New on Archive.org, a collection of the strongly Lovecraft-influenced ‘Hyperborea’ tales by Clark Ashton Smith. This has the same cover as the early 1970s 95-cent U.S. Ballantine paperback, but this new upload is probably to be avoided. Because I immediately randomly spotted a typo at the start of a story: the German “die” for “the”.
Better, then, to look for these Lovecraft-influenced cycle of tales among the free texts kindly placed online by Will Murray and made from good corrected texts. These are freely available as HTML pages. Although one has to already know the list of Hyperborean titles and then hunt for them among what is an A-Z list.
So, to save people some time, here is my quick linked contents-list. The links lead to the HTML-format stories which make up the Murray-edited The Book of Hyperborea (Necronomicon Press, 1996). The listing below is in the same order as the book’s contents…
Introduction to ‘The Book of Hyperborea’, by Will Murray *
The Muse of Hyperborea [Fragment, not linked in the A-Z, but it is online] *
The Weird of Avoosl Wuthoqquan
The House of Haon-Dor (Fragment) *
Lament for Vixeela [Poem, not linked in the A-Z, but it is online] *
The Theft of the Thirty-Nine Girdles
[The Coming of the White Worm (Abridged)] *
Altogether, a relatively short collection by modern triple-decker doorstop standards, at around 70,000 words in total including introduction and postscript.
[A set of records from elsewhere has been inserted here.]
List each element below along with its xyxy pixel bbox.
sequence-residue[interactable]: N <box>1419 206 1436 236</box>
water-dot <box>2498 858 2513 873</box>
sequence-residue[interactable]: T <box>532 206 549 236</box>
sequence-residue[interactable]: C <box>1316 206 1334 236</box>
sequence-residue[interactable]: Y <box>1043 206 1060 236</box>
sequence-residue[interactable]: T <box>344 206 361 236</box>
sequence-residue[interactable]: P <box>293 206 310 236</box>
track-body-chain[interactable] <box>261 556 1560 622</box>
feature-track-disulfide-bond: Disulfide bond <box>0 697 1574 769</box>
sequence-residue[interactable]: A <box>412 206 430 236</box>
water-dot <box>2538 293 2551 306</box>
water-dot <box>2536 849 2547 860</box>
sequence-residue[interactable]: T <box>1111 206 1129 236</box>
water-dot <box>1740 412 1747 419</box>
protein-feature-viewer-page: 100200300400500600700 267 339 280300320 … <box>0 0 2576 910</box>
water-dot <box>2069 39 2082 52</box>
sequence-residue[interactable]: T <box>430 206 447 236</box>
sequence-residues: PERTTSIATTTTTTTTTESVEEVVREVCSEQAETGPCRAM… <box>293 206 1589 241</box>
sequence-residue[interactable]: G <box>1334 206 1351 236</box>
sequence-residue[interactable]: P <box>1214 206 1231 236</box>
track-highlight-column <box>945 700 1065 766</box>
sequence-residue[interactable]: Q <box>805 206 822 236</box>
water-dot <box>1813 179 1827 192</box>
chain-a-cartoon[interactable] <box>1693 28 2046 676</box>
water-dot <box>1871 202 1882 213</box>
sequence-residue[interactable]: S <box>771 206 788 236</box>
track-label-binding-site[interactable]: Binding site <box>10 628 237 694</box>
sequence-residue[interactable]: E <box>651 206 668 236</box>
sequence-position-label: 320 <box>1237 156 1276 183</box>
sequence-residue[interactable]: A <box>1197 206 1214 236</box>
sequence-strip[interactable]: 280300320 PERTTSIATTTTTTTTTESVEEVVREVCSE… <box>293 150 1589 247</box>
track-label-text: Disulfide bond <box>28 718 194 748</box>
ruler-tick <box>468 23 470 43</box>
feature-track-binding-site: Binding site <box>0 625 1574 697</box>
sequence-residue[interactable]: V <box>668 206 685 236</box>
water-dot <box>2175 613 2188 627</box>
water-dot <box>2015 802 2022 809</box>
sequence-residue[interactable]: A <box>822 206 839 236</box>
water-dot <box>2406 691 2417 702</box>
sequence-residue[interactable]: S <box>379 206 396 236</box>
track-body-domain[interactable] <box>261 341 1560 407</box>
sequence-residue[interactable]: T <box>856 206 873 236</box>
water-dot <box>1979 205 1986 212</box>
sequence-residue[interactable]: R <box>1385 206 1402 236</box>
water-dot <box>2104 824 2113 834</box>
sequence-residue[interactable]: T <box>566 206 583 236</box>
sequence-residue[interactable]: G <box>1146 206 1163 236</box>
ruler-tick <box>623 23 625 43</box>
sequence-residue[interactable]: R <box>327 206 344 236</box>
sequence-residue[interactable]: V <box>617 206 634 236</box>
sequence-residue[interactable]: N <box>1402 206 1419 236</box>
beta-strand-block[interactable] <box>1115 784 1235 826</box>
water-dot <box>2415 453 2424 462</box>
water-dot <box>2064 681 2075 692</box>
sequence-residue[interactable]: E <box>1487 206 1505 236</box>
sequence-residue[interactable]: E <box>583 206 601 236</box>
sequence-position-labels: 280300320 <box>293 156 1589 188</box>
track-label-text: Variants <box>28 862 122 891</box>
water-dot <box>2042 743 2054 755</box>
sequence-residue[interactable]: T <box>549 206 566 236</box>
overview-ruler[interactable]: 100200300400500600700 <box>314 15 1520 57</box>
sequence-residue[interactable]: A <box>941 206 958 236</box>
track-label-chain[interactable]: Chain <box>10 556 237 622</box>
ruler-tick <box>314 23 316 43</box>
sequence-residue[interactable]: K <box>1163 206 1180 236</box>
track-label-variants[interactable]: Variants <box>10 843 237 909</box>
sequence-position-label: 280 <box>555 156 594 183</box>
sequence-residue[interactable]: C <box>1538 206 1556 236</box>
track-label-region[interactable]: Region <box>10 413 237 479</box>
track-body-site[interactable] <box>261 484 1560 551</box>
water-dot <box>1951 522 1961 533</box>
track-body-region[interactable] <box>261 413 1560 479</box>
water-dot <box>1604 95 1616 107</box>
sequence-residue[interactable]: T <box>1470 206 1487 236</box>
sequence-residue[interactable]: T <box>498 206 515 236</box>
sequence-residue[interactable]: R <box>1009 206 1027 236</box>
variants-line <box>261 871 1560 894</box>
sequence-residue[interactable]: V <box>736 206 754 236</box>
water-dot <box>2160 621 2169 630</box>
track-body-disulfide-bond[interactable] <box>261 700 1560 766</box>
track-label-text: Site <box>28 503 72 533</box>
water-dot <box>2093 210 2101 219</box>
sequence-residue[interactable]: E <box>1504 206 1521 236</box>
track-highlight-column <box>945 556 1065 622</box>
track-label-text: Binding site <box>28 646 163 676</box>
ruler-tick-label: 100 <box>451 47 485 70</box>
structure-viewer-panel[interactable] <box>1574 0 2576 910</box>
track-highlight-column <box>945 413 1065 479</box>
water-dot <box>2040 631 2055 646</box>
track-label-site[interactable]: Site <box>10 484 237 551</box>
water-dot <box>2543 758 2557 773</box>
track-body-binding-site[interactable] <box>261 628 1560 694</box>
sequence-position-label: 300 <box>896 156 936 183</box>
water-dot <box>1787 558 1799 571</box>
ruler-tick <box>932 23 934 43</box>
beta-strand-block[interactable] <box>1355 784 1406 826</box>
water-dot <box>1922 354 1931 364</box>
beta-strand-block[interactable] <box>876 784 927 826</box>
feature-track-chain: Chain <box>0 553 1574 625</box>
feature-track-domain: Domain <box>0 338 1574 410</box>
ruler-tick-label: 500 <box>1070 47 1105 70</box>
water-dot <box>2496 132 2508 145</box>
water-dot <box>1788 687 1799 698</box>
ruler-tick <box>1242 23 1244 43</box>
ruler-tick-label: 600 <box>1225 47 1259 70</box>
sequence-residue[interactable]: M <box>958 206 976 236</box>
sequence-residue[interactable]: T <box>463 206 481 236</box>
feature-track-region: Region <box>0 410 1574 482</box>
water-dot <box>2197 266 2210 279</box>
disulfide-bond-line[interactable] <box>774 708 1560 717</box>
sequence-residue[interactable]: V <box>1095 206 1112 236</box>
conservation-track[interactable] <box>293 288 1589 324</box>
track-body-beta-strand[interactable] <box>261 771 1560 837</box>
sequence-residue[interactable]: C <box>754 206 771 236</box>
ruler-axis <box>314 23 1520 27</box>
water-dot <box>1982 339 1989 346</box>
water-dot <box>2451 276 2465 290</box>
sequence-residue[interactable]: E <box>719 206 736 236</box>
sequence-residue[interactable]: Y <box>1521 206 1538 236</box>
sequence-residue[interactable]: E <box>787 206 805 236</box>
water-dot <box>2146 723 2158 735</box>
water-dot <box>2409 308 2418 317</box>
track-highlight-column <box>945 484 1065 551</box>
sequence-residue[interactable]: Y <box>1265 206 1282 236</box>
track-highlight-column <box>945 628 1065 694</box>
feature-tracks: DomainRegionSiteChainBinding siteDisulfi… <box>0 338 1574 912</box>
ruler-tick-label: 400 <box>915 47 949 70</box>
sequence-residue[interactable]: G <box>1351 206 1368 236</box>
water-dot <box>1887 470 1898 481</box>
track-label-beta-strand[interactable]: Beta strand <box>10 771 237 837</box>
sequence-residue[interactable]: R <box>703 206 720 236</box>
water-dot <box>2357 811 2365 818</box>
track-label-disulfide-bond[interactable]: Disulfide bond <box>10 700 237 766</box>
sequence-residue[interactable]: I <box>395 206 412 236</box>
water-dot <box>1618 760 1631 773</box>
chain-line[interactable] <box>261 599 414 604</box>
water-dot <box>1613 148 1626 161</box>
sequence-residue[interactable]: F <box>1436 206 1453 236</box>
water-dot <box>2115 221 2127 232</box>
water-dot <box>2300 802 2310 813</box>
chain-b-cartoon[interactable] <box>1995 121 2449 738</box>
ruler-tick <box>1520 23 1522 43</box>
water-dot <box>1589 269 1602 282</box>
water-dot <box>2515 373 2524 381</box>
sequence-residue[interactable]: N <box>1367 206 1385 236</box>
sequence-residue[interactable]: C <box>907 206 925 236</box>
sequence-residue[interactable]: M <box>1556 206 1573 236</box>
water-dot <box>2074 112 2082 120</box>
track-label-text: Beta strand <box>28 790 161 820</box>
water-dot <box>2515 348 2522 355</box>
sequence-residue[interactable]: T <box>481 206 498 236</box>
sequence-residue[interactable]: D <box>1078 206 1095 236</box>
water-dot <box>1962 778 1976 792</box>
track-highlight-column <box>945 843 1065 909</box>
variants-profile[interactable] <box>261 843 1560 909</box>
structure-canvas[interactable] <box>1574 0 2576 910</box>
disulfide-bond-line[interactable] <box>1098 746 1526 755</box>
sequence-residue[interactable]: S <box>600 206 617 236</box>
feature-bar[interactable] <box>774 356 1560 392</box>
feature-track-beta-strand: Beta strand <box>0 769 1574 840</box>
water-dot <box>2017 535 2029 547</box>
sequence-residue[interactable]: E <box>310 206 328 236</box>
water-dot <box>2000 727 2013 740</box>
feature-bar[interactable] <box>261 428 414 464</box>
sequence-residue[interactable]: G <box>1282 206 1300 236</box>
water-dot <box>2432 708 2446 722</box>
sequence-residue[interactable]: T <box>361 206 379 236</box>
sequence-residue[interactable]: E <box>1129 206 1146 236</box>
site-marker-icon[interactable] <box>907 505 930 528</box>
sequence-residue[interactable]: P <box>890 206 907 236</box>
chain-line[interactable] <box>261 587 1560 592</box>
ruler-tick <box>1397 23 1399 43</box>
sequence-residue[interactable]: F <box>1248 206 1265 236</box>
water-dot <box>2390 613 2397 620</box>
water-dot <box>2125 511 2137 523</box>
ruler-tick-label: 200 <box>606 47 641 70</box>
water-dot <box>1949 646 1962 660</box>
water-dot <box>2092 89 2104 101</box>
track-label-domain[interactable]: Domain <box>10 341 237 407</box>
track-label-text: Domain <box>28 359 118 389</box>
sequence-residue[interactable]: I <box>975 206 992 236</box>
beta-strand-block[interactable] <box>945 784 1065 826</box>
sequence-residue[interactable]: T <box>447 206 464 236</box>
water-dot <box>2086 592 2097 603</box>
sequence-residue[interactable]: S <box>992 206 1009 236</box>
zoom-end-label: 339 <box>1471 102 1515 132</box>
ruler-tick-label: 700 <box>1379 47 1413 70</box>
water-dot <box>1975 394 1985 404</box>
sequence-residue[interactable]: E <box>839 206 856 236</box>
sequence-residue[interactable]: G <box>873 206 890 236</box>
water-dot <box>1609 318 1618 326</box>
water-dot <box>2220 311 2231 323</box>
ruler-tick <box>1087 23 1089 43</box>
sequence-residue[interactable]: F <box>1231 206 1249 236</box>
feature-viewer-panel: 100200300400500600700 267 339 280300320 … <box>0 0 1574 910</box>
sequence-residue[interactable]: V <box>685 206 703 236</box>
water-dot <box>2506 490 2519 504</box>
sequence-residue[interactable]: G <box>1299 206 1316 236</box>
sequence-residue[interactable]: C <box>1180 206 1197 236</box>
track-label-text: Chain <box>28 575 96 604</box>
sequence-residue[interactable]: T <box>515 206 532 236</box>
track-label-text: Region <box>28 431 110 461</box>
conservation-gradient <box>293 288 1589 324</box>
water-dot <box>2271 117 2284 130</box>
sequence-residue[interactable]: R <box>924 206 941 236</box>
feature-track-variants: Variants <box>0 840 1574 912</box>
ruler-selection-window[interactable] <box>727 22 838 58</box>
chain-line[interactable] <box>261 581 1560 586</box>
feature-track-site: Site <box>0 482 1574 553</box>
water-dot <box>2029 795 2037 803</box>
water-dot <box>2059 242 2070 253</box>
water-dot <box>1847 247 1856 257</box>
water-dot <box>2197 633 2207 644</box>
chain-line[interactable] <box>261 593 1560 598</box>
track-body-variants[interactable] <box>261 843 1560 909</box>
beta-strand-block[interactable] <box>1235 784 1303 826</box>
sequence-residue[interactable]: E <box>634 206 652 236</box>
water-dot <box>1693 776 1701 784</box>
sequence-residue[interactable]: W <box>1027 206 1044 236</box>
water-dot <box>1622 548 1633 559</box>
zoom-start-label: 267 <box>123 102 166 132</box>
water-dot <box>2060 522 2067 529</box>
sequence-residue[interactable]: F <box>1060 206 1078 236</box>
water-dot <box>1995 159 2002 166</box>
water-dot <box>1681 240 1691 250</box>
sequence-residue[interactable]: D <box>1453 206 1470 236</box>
Audiobook? Yes. The tales above can now be found as a free HorrorBabble audiobook playlist The Hyperborean Cycle on YouTube. Around seven hours. This playlist lacks only the above-starred (*) fragments, poem, and introduction / postscript.
Note that the early 1970s Ballantine book (mentioned at the start of this post) also had…
* Hyperborea (simple map).
* About Hyperborea and Clark Ashton Smith: Behind the North Wind (essay by Lin Carter).
[the core stories, then to finish]
* The Abominations of Yondo (story)
* The Desolation of Soom (fragment)
* The Passing of Aphrodite (fragment)
* The Memnons of the Night (fragment)
Of these additional four however, Carter was unsure if they belonged… “I have the feeling that the short tales which follow are the surviving fragments of yet another such cycle: one which was abandoned, or left undeveloped, for some reason we can only conjecture. I may be wrong in this assumption.”
* Notes on the Commoriom Myth-Cycle (essay by Lin Carter) — I. The Genesis of the Cycle, II. The Sequence of the Hyperborean Stories, III. The Geography of the Cycle.
For further tales by others see A Hyperborean Glossary by Laurence J. Cornford, which is an A-Z and its front page lists the additional sources — tales ‘finished’ later by Lin Carter but apparently based on work or notes by CAS (?), plus various Hyperborea related/set tales by others. Many of these appear to be collected in Robert M. Price’s Book of Eibon along with what looks like an expanded map.
More recently there was also a substantial 2013 anthology, containing the work of some notable modern writers, titled Deepest, Darkest Eden, The New Tales of Hyperborea. I see this now has an affordable Kindle ebook on Amazon.